Capitaine Jack Aubrey dans Master and Commander (2003)

Certains de nos films d’aventure préférés n’ont aucun fondement dans la réalité. Les historiens considèrent « Gladiator » plus comme une comédie que comme une authentique épopée d'épée et de sandales, tandis que les téléspectateurs britanniques se moqueront de « Robin des Bois : Prince des Voleurs » montrant le héros de Kevin Costner chevauchant de Douvres à Nottingham en une seule journée – et aucune telle bêtise ne nous empêchera d'aimer l'un ou l'autre. Cependant, pour chaque falsification ridicule des faits dans ces superproductions, il existe de nombreux autres grands films d'aventure qui méritent d'être félicités pour avoir présenté les faits correctement, et ici, nous sélectionnons cinq des meilleurs, qui sont tous aussi passionnants que méticuleusement étudiés.

Comme pour bon nombre de nos fonctionnalités précédentes comptabilisant les films les plus historiquement précis dans une variété de genres différents, les cinq titres suivants sont classés du moins au plus préféré, et non du moins au plus précis. Cependant, comme ces films sont parmi les meilleurs de leur genre, nous vous conseillons de ne pas vous attarder sur le classement : chacun d'entre eux serait un digne numéro un s'il n'y avait pas une concurrence aussi rude.

5. L'homme qui voulait être roi

Un projet passionné de plusieurs décennies pour le réalisateur John Huston, qui serait considéré à la fois par Sean Connery et Michael Caine comme le plus grand film qu'ils aient jamais réalisé, « L'homme qui voulait être roi » est un joyeux film de copain caché dans une épopée fanfaronne. Les deux acteurs incarnent d'anciens soldats britanniques dans l'Inde des années 1880 qui élaborent divers plans criminels mais, avides de plus grandes aventures, concoctent un plan pour se rendre dans la région du Kafiristan au Moyen-Orient en se faisant passer pour des soldats alliés, avec l'intention de renverser le roi et de piller la terre. Leur expédition est stoppée net alors qu'ils passent devant un village très pillé et finissent par aider ses habitants à se défendre contre des armées beaucoup plus importantes – ce qui amène les deux parties à considérer le personnage de Connery, Davert, comme une sorte de Dieu.

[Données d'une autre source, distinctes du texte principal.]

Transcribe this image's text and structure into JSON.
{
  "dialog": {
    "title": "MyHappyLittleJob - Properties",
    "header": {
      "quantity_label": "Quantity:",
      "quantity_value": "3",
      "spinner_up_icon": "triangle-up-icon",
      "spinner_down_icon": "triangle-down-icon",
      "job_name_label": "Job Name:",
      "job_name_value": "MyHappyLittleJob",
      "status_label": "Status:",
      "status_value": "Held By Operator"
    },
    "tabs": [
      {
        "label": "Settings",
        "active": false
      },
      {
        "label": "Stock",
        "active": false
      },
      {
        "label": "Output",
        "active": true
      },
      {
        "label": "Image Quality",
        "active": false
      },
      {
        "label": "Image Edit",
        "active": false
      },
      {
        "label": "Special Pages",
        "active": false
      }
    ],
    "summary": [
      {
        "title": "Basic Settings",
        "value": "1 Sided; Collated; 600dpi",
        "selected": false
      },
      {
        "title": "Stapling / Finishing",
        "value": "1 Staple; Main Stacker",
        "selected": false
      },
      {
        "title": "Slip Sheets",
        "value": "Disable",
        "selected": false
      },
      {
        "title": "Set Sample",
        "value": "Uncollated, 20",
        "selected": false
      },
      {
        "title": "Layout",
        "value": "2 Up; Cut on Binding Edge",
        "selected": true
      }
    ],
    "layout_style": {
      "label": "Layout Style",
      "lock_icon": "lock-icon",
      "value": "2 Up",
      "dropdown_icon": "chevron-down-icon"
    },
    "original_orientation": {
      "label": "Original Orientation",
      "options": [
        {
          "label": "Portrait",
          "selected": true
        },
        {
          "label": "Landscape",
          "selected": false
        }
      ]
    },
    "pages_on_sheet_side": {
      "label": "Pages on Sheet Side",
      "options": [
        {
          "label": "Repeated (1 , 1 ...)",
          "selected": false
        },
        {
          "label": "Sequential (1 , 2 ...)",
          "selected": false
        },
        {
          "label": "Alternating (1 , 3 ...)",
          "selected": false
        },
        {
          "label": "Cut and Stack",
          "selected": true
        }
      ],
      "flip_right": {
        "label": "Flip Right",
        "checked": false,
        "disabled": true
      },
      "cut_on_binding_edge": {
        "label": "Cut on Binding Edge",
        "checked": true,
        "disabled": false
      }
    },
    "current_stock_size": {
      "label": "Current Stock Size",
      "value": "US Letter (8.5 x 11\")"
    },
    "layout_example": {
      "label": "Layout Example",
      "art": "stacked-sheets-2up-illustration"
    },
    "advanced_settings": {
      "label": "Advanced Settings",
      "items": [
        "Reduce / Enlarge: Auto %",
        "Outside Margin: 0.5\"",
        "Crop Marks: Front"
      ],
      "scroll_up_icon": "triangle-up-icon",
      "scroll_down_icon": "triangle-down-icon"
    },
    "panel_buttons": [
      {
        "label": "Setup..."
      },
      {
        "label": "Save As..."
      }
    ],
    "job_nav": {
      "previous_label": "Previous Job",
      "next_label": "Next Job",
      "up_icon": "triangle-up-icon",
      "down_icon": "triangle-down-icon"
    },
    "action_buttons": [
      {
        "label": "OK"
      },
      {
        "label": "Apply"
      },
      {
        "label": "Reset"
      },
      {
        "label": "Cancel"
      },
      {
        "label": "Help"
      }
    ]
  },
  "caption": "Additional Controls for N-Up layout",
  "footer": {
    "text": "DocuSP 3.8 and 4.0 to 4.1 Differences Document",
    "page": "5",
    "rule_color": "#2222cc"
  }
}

Adaptée de la nouvelle de Rudyard Kipling de 1888, l'adaptation de Huston parvient de la même manière à équilibrer les sensations fortes qui plairont au public avec un commentaire sur le colonialisme britannique. Mais le plus important pour cette liste est l’attention aux détails avec laquelle elle évoque le contexte social très spécifique de ces régions au cours de cette période. Le Kafiristan était une région réelle et isolée qui a été convertie de force à l'islam à la fin du XIXe siècle, lorsque l'émir d'Afghanistan exerçait un pouvoir direct. Avant cela, il était si difficile d'y accéder que de nombreux aventuriers de la vie réelle entreprenaient le périlleux voyage au-delà des montagnes pour y arriver.

On a longtemps supposé que les deux pistes étaient basées sur les explorateurs Alexander Gardner et Josiah Hartlan, qui se sont également rendus au Moyen-Orient dans l’espoir de devenir rois. Kipling s'est inspiré des écrits de Gardner pour plus d'authenticité, même si, compte tenu de leur caractère fantastique (il a été accusé d'être un imposteur pendant des années), ils se sentaient déjà faits sur mesure pour une œuvre de fiction exagérée.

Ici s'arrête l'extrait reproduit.